In [4]:
# ingest_component.py
"""
This component takes a document (local file or text), processes it into chunks,
embeds the chunks, and adds them to a local vector store for later retrieval.
"""

from langchain_community.document_loaders import PyPDFLoader, TextLoader
from langchain_community.embeddings.ollama import OllamaEmbeddings
from langchain_community.vectorstores import Chroma
from langchain.text_splitter import RecursiveCharacterTextSplitter # For text splitting
import os

VECTOR_DB_PATH = "./vector_db"

def ingest_document(file_path: str):
    """
    Ingest a single document into the OSHA vector store.

    Args:
        file_path (str): Path to the document (PDF or TXT).
    """
    # Choose loader based on extension
    if file_path.lower().endswith(".pdf"):
        loader = PyPDFLoader(file_path)
    elif file_path.lower().endswith(".txt"):
        loader = TextLoader(file_path)
    else:
        raise ValueError(f"Unsupported file format: {file_path}")

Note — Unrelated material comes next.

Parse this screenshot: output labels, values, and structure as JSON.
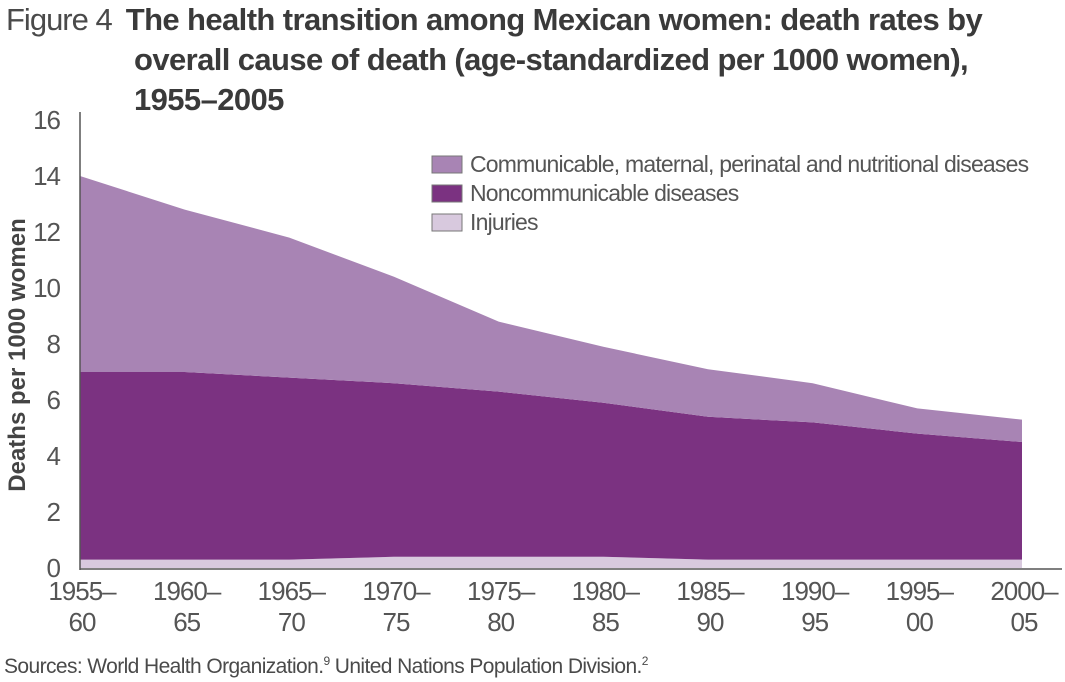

    # Load and split into chunks
    docs = loader.load()
    splitter = RecursiveCharacterTextSplitter(chunk_size=1000, chunk_overlap=200)
    chunks = splitter.split_documents(docs)

    # Create or update vector store
    embeddings = OpenAIEmbeddings()
    vectorstore = Chroma(persist_directory=VECTOR_DB_PATH, embedding_function=embeddings)
    vectorstore.add_documents(chunks)
    vectorstore.persist()

    print(f"✅ Ingested {len(chunks)} chunks from {file_path} into {VECTOR_DB_PATH}")